Naast de tentoonstelling van Thomas Trum is er in de Grote Kerk van Alkmaar werk te zien van de in Nederland geboren en in Denemarken woonachtige kunstenaar Roos Holleman (1989). In ‘Dressed for Pardise’ toont ze een aantal pasteltekeningen van duiven, die ze nauwkeurig heeft bestudeerd en vervolgens tot in detail heeft vastgelegd op groot formaat. De textuur van de veren is zo levensecht, dat de tekeningen haast aaibaar worden.

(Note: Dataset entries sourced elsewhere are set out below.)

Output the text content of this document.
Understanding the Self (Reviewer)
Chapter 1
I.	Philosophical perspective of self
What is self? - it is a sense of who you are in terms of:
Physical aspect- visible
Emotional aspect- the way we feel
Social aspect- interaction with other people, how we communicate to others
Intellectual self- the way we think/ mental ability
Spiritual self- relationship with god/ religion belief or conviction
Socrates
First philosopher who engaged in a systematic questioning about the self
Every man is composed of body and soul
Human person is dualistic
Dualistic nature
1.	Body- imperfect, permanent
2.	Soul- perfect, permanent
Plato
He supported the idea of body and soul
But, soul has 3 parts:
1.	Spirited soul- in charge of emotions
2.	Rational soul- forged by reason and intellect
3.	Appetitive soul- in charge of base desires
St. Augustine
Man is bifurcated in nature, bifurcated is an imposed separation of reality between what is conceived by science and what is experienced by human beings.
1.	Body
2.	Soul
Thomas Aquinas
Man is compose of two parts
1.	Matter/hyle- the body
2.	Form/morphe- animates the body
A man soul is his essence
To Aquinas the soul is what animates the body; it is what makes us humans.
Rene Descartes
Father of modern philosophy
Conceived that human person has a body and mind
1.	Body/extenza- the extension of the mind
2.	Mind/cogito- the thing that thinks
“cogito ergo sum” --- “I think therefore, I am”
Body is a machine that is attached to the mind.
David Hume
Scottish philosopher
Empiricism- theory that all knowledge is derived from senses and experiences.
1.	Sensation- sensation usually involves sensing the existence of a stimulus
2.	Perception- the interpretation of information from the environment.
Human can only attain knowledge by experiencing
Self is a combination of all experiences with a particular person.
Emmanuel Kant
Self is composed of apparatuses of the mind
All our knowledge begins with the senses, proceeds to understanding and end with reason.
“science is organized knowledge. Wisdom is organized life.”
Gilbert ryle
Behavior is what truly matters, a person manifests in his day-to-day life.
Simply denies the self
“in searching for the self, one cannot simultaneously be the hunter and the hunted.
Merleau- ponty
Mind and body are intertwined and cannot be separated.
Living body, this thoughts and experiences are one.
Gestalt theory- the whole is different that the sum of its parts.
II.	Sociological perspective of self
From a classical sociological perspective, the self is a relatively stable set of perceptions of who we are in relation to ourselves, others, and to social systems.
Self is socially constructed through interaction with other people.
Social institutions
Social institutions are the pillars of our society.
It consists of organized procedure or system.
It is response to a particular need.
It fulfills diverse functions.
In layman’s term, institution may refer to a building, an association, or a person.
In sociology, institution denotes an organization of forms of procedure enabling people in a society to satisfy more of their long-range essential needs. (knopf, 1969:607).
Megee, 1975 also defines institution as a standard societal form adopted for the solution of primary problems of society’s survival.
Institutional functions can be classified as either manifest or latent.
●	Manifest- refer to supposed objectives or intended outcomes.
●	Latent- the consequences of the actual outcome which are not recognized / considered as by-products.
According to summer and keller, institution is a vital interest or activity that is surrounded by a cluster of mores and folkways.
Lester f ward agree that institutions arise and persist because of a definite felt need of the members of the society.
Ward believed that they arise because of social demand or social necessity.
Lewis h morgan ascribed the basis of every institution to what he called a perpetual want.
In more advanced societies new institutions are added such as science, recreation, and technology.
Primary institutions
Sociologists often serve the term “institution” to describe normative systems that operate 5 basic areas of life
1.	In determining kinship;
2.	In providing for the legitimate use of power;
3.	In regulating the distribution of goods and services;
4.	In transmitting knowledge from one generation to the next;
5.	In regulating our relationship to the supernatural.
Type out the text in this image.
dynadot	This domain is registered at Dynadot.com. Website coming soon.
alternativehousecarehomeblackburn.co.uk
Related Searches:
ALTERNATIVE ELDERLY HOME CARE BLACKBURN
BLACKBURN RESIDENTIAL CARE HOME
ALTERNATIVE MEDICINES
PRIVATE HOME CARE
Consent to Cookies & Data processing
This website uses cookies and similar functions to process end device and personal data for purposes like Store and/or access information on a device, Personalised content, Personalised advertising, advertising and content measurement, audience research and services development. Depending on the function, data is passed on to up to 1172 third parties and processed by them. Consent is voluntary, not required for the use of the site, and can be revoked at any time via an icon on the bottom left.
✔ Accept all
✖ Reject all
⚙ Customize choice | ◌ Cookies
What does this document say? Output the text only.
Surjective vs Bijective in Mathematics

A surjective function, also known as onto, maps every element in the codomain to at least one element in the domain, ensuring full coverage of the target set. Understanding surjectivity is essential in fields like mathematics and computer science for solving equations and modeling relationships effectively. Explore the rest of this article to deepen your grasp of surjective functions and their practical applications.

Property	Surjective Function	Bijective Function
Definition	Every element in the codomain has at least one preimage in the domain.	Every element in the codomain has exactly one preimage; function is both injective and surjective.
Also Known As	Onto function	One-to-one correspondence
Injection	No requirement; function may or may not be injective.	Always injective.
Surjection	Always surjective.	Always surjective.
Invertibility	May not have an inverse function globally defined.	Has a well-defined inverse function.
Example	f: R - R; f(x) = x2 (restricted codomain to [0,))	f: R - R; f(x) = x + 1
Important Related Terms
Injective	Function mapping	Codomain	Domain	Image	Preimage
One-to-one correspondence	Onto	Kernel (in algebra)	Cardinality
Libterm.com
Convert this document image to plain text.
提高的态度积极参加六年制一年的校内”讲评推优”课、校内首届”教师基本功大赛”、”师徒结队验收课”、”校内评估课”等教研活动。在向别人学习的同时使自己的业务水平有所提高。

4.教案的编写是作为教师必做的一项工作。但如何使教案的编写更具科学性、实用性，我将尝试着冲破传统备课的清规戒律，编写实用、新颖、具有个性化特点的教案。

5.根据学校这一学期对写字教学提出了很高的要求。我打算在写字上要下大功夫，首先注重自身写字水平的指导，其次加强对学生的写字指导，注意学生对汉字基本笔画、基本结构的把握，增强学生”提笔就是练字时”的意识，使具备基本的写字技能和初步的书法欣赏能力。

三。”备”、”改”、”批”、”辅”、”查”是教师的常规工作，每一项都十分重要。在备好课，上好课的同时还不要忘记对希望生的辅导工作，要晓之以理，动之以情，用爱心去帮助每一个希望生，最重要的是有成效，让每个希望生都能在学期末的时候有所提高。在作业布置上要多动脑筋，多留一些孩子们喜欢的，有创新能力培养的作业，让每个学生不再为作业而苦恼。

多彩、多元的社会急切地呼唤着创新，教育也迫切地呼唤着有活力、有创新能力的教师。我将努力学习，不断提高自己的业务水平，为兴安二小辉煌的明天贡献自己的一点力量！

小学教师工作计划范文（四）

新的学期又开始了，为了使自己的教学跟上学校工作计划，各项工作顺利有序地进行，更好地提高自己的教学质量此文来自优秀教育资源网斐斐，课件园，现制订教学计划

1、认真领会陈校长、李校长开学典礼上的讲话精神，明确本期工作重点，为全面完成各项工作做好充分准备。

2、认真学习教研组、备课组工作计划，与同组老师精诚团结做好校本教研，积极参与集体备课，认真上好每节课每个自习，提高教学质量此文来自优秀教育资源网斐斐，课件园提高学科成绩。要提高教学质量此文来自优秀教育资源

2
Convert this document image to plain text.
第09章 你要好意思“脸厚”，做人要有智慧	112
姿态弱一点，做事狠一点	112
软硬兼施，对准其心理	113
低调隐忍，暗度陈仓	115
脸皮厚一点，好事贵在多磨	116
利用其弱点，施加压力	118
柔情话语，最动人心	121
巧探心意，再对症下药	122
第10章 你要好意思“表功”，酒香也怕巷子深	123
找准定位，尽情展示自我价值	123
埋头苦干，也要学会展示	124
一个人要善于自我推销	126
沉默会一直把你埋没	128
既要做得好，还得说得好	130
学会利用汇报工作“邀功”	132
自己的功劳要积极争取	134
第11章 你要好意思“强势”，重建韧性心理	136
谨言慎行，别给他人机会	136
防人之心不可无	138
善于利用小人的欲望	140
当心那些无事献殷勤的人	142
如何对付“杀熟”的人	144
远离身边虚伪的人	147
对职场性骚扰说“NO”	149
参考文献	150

Roos Holleman, titel en jaartal werk onbekend, foto: Sandra Mackus
Levendig dood
Een medebezoeker van de tentoonstelling is kritisch. ‘Mooi getekend, maar ik vind het niets’ – zegt hij tegen mij. Als ik vraag ‘waarom’, antwoordt hij dat hij het jammer vindt dat de dieren dood zijn. Ik kijk nog eens goed naar de tekeningen en vraag mij af óf ze niet meer leven. Hoewel diverse duiven hun ogen gesloten hebben, zijn de kleuren van hun verenkleed zo sprankelend, dat het mij niet eens was opgevallen dat de dieren waarschijnlijk dood zijn. Op haar website noemt Holleman zichzelf ‘een sjamaan die met pastelkrijt leven in niet-levende dingen blaast.’ Het lijkt alsof de duiven ieder moment kunnen ontwaken en wegvliegen.
Wetenschappelijk
De sier- en fruitduiven zijn afzonderlijk op grote, witte vellen papier getekend. Door het ontbreken van een achtergrond of context ligt de aandacht op het dier. Je ziet de textuur van de veren en de reikwijdte aan kleuren, die je normaal nooit ziet als een duif voorbij vliegt. De werken hebben iets weg van een wetenschappelijke tekening. Holleman heeft haar tekeningen weleens als ‘visuele autopsie’ omschreven. Een pleonasme als je het mij vraagt, waarmee ze aangeeft dat ze vastlegt wat ze met haar eigen ogen ziet. Toch gebeurt er meer in haar werken en zijn het niet louter wetenschappelijke illustraties. Je voelt de zorg en tederheid waarmee de dieren op het papier zijn gezet en ziet de hand van de tekenaar duidelijk terug. Het zijn een soort intieme portretjes op groot formaat.
Heilige geest
In 2018 kwam ik Hollemans werk voor het eerst tegen in Rijksmuseum Twente (Enschede), in de tentoonstelling ‘De aard der dingen’. Hier exposeerde ze een serie tekeningen van motten en fazanten. Net als de werken in de Grote Kerk waren ze kleurrijk, getekend op groot formaat en gedetailleerd. De keuze om geen motten maar duiven binnen de context van een kerk te presenteren is opvallend. De duif staat in het christendom symbool voor de vrede en voor de heilige geest. De verstilde dieren hebben binnen de consistoriekamer van de protestantse kerk haast iets sacraals. Ze boezemen ontzag in.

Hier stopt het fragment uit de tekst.